Slightly more than 100 pages into War and Peace and I can’t believe I didn’t have the guts to pick up this book before. It’s bulk scared me. But man, is it a fast read. I needn’t have been scared, it’s such fun I feel like I want to lock myself in a room with it and only come out to make tea. But alas, that’s unlikely. I have to go to that wretched weight work out soon and then we might go see Toy Story 3 or at least I’d like to if we can pull it off.
In any case, I decided drinking something with the word Russian in its name would at least keep me feeling like I’m locked in the room even if I’m not. In the sample packet this one smells nice and smoky, as I’d anticipated, very much like the H&S straight lapsang with the volume turned down by a half to two thirds.

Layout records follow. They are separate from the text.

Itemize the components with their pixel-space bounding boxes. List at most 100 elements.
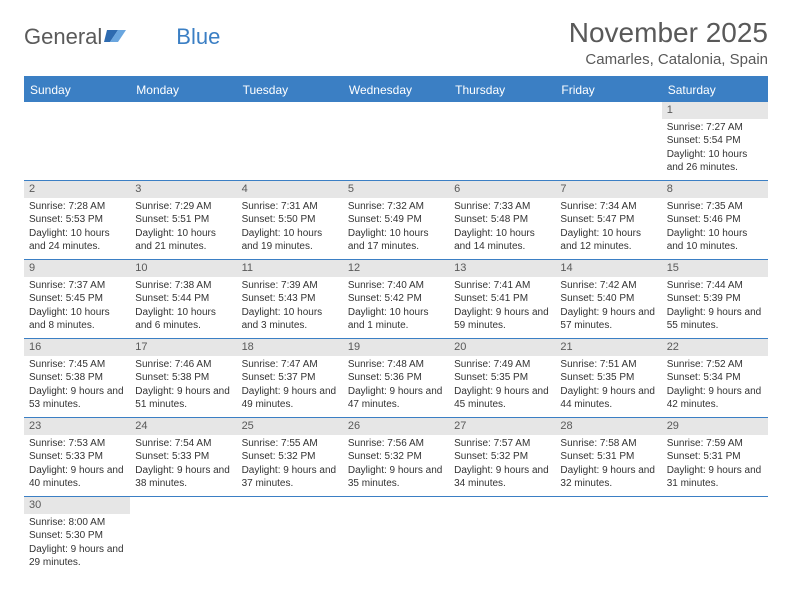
sunrise-text: Sunrise: 7:49 AM: [454, 358, 550, 372]
sunrise-text: Sunrise: 7:27 AM: [667, 121, 763, 135]
sunrise-text: Sunrise: 7:54 AM: [135, 437, 231, 451]
day-number: 1: [662, 102, 768, 119]
day-number: 10: [130, 260, 236, 277]
calendar-cell: [449, 102, 555, 181]
sunrise-text: Sunrise: 7:45 AM: [29, 358, 125, 372]
calendar-cell: 14Sunrise: 7:42 AMSunset: 5:40 PMDayligh…: [555, 259, 661, 338]
daylight-text: Daylight: 9 hours and 29 minutes.: [29, 543, 125, 570]
calendar-row: 23Sunrise: 7:53 AMSunset: 5:33 PMDayligh…: [24, 417, 768, 496]
calendar-cell: [555, 496, 661, 575]
sunset-text: Sunset: 5:37 PM: [242, 371, 338, 385]
sunset-text: Sunset: 5:38 PM: [135, 371, 231, 385]
day-content: Sunrise: 7:53 AMSunset: 5:33 PMDaylight:…: [24, 435, 130, 493]
calendar-cell: 22Sunrise: 7:52 AMSunset: 5:34 PMDayligh…: [662, 338, 768, 417]
calendar-cell: 2Sunrise: 7:28 AMSunset: 5:53 PMDaylight…: [24, 180, 130, 259]
daylight-text: Daylight: 9 hours and 49 minutes.: [242, 385, 338, 412]
day-content: Sunrise: 7:40 AMSunset: 5:42 PMDaylight:…: [343, 277, 449, 335]
day-number: 3: [130, 181, 236, 198]
sunset-text: Sunset: 5:31 PM: [667, 450, 763, 464]
day-number: 18: [237, 339, 343, 356]
calendar-cell: 12Sunrise: 7:40 AMSunset: 5:42 PMDayligh…: [343, 259, 449, 338]
day-content: Sunrise: 7:54 AMSunset: 5:33 PMDaylight:…: [130, 435, 236, 493]
day-content: Sunrise: 7:28 AMSunset: 5:53 PMDaylight:…: [24, 198, 130, 256]
weekday-header-row: Sunday Monday Tuesday Wednesday Thursday…: [24, 77, 768, 102]
day-content: Sunrise: 7:33 AMSunset: 5:48 PMDaylight:…: [449, 198, 555, 256]
sunrise-text: Sunrise: 7:33 AM: [454, 200, 550, 214]
day-number: 9: [24, 260, 130, 277]
header: GeneralBlue November 2025 Camarles, Cata…: [24, 18, 768, 68]
calendar-cell: 26Sunrise: 7:56 AMSunset: 5:32 PMDayligh…: [343, 417, 449, 496]
calendar-cell: 4Sunrise: 7:31 AMSunset: 5:50 PMDaylight…: [237, 180, 343, 259]
calendar-cell: 19Sunrise: 7:48 AMSunset: 5:36 PMDayligh…: [343, 338, 449, 417]
logo: GeneralBlue: [24, 18, 220, 50]
sunset-text: Sunset: 5:50 PM: [242, 213, 338, 227]
calendar-cell: 15Sunrise: 7:44 AMSunset: 5:39 PMDayligh…: [662, 259, 768, 338]
sunrise-text: Sunrise: 7:35 AM: [667, 200, 763, 214]
daylight-text: Daylight: 9 hours and 44 minutes.: [560, 385, 656, 412]
calendar-cell: 3Sunrise: 7:29 AMSunset: 5:51 PMDaylight…: [130, 180, 236, 259]
sunrise-text: Sunrise: 7:55 AM: [242, 437, 338, 451]
day-number: 27: [449, 418, 555, 435]
day-number: 19: [343, 339, 449, 356]
daylight-text: Daylight: 10 hours and 1 minute.: [348, 306, 444, 333]
calendar-row: 2Sunrise: 7:28 AMSunset: 5:53 PMDaylight…: [24, 180, 768, 259]
sunrise-text: Sunrise: 7:58 AM: [560, 437, 656, 451]
weekday-header: Monday: [130, 77, 236, 102]
day-content: Sunrise: 7:34 AMSunset: 5:47 PMDaylight:…: [555, 198, 661, 256]
calendar-table: Sunday Monday Tuesday Wednesday Thursday…: [24, 76, 768, 575]
sunset-text: Sunset: 5:42 PM: [348, 292, 444, 306]
sunrise-text: Sunrise: 7:38 AM: [135, 279, 231, 293]
calendar-cell: 23Sunrise: 7:53 AMSunset: 5:33 PMDayligh…: [24, 417, 130, 496]
sunset-text: Sunset: 5:33 PM: [135, 450, 231, 464]
daylight-text: Daylight: 9 hours and 53 minutes.: [29, 385, 125, 412]
day-content: Sunrise: 7:29 AMSunset: 5:51 PMDaylight:…: [130, 198, 236, 256]
day-content: Sunrise: 7:41 AMSunset: 5:41 PMDaylight:…: [449, 277, 555, 335]
sunrise-text: Sunrise: 7:32 AM: [348, 200, 444, 214]
daylight-text: Daylight: 9 hours and 31 minutes.: [667, 464, 763, 491]
calendar-cell: [237, 102, 343, 181]
day-number: 4: [237, 181, 343, 198]
daylight-text: Daylight: 10 hours and 10 minutes.: [667, 227, 763, 254]
sunset-text: Sunset: 5:31 PM: [560, 450, 656, 464]
sunrise-text: Sunrise: 7:51 AM: [560, 358, 656, 372]
day-content: Sunrise: 8:00 AMSunset: 5:30 PMDaylight:…: [24, 514, 130, 572]
day-number: 12: [343, 260, 449, 277]
daylight-text: Daylight: 9 hours and 37 minutes.: [242, 464, 338, 491]
calendar-row: 30Sunrise: 8:00 AMSunset: 5:30 PMDayligh…: [24, 496, 768, 575]
daylight-text: Daylight: 9 hours and 59 minutes.: [454, 306, 550, 333]
daylight-text: Daylight: 9 hours and 34 minutes.: [454, 464, 550, 491]
daylight-text: Daylight: 9 hours and 38 minutes.: [135, 464, 231, 491]
calendar-cell: 11Sunrise: 7:39 AMSunset: 5:43 PMDayligh…: [237, 259, 343, 338]
sunset-text: Sunset: 5:38 PM: [29, 371, 125, 385]
day-content: Sunrise: 7:44 AMSunset: 5:39 PMDaylight:…: [662, 277, 768, 335]
day-content: Sunrise: 7:59 AMSunset: 5:31 PMDaylight:…: [662, 435, 768, 493]
calendar-cell: [343, 102, 449, 181]
day-content: Sunrise: 7:42 AMSunset: 5:40 PMDaylight:…: [555, 277, 661, 335]
calendar-cell: [130, 102, 236, 181]
daylight-text: Daylight: 10 hours and 21 minutes.: [135, 227, 231, 254]
sunrise-text: Sunrise: 7:39 AM: [242, 279, 338, 293]
calendar-cell: 24Sunrise: 7:54 AMSunset: 5:33 PMDayligh…: [130, 417, 236, 496]
day-number: 5: [343, 181, 449, 198]
weekday-header: Friday: [555, 77, 661, 102]
day-content: Sunrise: 7:55 AMSunset: 5:32 PMDaylight:…: [237, 435, 343, 493]
day-number: 8: [662, 181, 768, 198]
daylight-text: Daylight: 10 hours and 26 minutes.: [667, 148, 763, 175]
sunrise-text: Sunrise: 7:46 AM: [135, 358, 231, 372]
sunset-text: Sunset: 5:32 PM: [454, 450, 550, 464]
day-number: 6: [449, 181, 555, 198]
sunset-text: Sunset: 5:35 PM: [560, 371, 656, 385]
sunrise-text: Sunrise: 7:53 AM: [29, 437, 125, 451]
weekday-header: Tuesday: [237, 77, 343, 102]
day-content: Sunrise: 7:35 AMSunset: 5:46 PMDaylight:…: [662, 198, 768, 256]
calendar-cell: 10Sunrise: 7:38 AMSunset: 5:44 PMDayligh…: [130, 259, 236, 338]
day-content: Sunrise: 7:31 AMSunset: 5:50 PMDaylight:…: [237, 198, 343, 256]
day-content: Sunrise: 7:52 AMSunset: 5:34 PMDaylight:…: [662, 356, 768, 414]
day-content: Sunrise: 7:58 AMSunset: 5:31 PMDaylight:…: [555, 435, 661, 493]
calendar-cell: [24, 102, 130, 181]
sunrise-text: Sunrise: 7:57 AM: [454, 437, 550, 451]
sunset-text: Sunset: 5:32 PM: [348, 450, 444, 464]
sunset-text: Sunset: 5:48 PM: [454, 213, 550, 227]
day-content: Sunrise: 7:48 AMSunset: 5:36 PMDaylight:…: [343, 356, 449, 414]
daylight-text: Daylight: 9 hours and 45 minutes.: [454, 385, 550, 412]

After steeping its aroma is a bit milder. I wonder if Keemun is one of the four teas in here? Maybe Ceylon as well? The underlying tea has a sort of sweet, woody smell to it with a bit of smoke.
There’s a mild smokiness in the flavor, which is actually quite nice, and there is also some gentle woody flavor. I could see this one being a nice morning tea. Although I haven’t tasted it in a while, this one is making me think of Upton’s Baker Street Blend but without the perkiness. If there is darjeeling in this, I can’t tell. This one has a mildly smoky flavor that would make a nice segue into smoky teas for someone interested in giving them a try but not yet up for the very tarry, piney strength of the more intense lapsangs.
This is going to make it into my Russian run off, for sure.